1917 yılında Kıbrıs'ın Büyükkonuk köyünde doğan Alparslan Türkeş, genç yaşlarda Türkiye’ye göç ederek eğitim hayatına burada devam etti. Harp Okulu’ndan mezun olduktan sonra Türk Silahlı Kuvvetleri’nde önemli görevler üstlendi. 1944 yılında Türk milliyetçiliği ile tanışması onu iç politikada aktif bir figür haline getirdi. 1965'te MHP'yi kurarak, Türk milliyetçiliğini siyasi bir kimlik haline getiren Türkeş, 1970’lerden itibaren Türkiye’de etkili bir muhalefet lideri olarak öne çıktı. Türk sağının önemli sözcüsü olan Türkeş, doğu-batı ayrımını en iyi şekilde yansıtan bir siyasetçi olarak bilinir. 1978’de parti başkanlığına getirilen Türkeş, 1980 darbesi öncesinde Türkiye’nin siyasi yapısını derinden etkileyen olayların içinde yer almıştır.
1970’li yıllarda, dönemin siyasi karışıklıkları içerisinde MHP'nin büyümesine öncülük ederek, milliyetçi cepheyi güçlendirmiştir. Kendisi için oluşturulan "Başbuğ" unvanı, onun Türk milliyetçiliğindeki yerinin önemini simgeler. Alparslan Türkeş, 12 Eylül 1980 darbesi sonrası tutuklanarak uzun bir süre cezaevinde kalmış, 1987’de serbest kaldıktan sonra yeniden siyasete dönmüştür. 1990'lar, Türk siyasi tarihinde MHP'nin her zamankinden daha etkili olduğu dönemi simgelerken, Türkeş, partiyi ileri taşıyan liderliğini sürdürmüştür.
Alparslan Türkeş, 4 Nisan 1997 tarihinde İstanbul’da vefat etti. Vefatının ardından, cenazesi büyük bir kalabalıkla uğurlandı ve Ankara'daki Cebeci Askeri Şehitliği'nde defnedildi. Ölümü, Türk milliyetçilerinin yanında bir çok vatandaş için büyük bir kayıp olarak değerlendirildi. Bugün, Türkeş’in siyasi mirası ve öğretileri Türk milliyetçiliği ve ülkücü hareket içinde yaşamaya devam etmektedir. MHP, Türkeş teşkilatları ile onun bıraktığı mirası yaşatmaya çalışmaktadır. Her yıl, ölüm yıl dönümünde düzenlenen anma etkinlikleri ile onun hatırası yaşatılmakta ve genç nesillere emanet edilmektedir.
Türkeş’in idealleri, Türk milletinin bağımsızlık mücadelesi, Türklük bilinci ve vatan sevgisi üzerine kurulmuştur. Bugün bile pek çok insan, onun felsefesinden ve siyaset anlayışından etkilenmekte, onun idealist yaklaşımına hayran kalmaktadır. Özellikle genç nesiller arasında Türkeş’in fikirleri üzerine yapılan tartışmalar ve organizasyonlar, onun fikirlerinin Türk milliyetçiliği içindeki yerinin önemini pekiştirmektedir.
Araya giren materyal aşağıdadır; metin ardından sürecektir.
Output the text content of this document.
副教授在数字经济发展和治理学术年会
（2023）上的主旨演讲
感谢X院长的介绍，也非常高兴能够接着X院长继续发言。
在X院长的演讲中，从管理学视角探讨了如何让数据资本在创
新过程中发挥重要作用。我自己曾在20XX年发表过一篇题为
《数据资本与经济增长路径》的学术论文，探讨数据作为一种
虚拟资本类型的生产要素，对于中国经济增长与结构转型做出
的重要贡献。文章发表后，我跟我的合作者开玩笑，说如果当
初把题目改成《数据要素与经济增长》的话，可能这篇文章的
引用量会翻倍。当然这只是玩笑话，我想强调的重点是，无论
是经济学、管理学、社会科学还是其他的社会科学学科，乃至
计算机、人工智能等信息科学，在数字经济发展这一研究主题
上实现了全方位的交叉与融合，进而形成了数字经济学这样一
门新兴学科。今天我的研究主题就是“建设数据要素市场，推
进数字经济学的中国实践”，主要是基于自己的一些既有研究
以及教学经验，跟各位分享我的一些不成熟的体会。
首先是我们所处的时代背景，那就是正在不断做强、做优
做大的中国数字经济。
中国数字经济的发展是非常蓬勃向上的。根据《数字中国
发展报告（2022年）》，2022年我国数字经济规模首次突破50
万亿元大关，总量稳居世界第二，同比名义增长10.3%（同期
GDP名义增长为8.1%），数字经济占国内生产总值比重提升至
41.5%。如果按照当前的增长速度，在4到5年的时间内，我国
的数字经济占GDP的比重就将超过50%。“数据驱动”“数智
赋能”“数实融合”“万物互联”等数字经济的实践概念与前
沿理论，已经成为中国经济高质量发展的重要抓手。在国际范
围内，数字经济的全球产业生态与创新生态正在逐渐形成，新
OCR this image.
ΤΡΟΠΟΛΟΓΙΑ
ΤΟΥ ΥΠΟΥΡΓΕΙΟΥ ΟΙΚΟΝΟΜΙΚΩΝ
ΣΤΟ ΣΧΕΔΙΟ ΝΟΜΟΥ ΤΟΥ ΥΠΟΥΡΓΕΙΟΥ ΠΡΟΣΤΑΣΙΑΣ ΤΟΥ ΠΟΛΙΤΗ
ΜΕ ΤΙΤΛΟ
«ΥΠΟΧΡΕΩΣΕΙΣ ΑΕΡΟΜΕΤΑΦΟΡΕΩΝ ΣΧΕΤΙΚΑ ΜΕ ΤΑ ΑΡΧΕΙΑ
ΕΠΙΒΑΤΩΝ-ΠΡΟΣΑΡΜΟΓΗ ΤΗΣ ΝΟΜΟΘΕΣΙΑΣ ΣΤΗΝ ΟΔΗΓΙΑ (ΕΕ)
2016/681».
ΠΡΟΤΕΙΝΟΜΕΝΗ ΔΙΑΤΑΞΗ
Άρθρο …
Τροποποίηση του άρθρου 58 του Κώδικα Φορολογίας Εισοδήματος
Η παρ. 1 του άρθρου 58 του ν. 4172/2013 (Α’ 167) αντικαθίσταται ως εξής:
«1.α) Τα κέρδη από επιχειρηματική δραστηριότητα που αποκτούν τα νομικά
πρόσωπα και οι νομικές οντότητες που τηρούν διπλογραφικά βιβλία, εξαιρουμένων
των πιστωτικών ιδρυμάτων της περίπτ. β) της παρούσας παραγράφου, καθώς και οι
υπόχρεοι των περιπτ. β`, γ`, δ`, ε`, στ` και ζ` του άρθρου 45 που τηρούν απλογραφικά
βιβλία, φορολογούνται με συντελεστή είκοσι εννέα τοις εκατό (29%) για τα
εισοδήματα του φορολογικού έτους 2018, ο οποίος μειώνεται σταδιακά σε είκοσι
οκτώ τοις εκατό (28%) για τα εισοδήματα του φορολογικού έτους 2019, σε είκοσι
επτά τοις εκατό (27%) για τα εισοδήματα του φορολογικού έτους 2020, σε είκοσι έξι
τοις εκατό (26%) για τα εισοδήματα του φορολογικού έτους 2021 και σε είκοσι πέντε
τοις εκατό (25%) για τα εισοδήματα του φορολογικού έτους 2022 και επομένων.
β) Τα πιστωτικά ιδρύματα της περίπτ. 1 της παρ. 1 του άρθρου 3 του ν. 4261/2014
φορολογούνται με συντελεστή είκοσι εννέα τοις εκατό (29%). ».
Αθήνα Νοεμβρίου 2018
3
Vefatının 28. yılında Alparslan Türkeş'i anmak, Türk milliyetçilere ve onun ideallerine sahip çıkanlara büyük bir sorumluluk yüklemektedir. Unutulmamalıdır ki, Türk milletinin bağımsızlık ve var oluş mücadelesinde büyük izler bırakan liderler, günümüzde de önemini korumaktadır. Türkeş'in anısını yaşatmak, onun siyasi mirasını kurumsal bir güç olarak devam ettirmek ve düşüncelerini genç nesillere aktarmak, onun liderliğindeki ülkücü hareketin temellerini güçlendirecektir.
Sonuç olarak, Alparslan Türkeş sadece bir siyasi lider değil, aynı zamanda Türk milliyetçiliğinin sembolü olmuş bir şahsiyettir. Vefatının üzerinden 28 yıl geçmesine rağmen fikirleri, vizyonu ve öğretisi hala güncelliğini korumaktadır. Bugün, Türk milliyetçiliğini savunan herkes için Türkeş’in davası ve hayatı, rehber niteliğinde bir miras bırakmaktadır.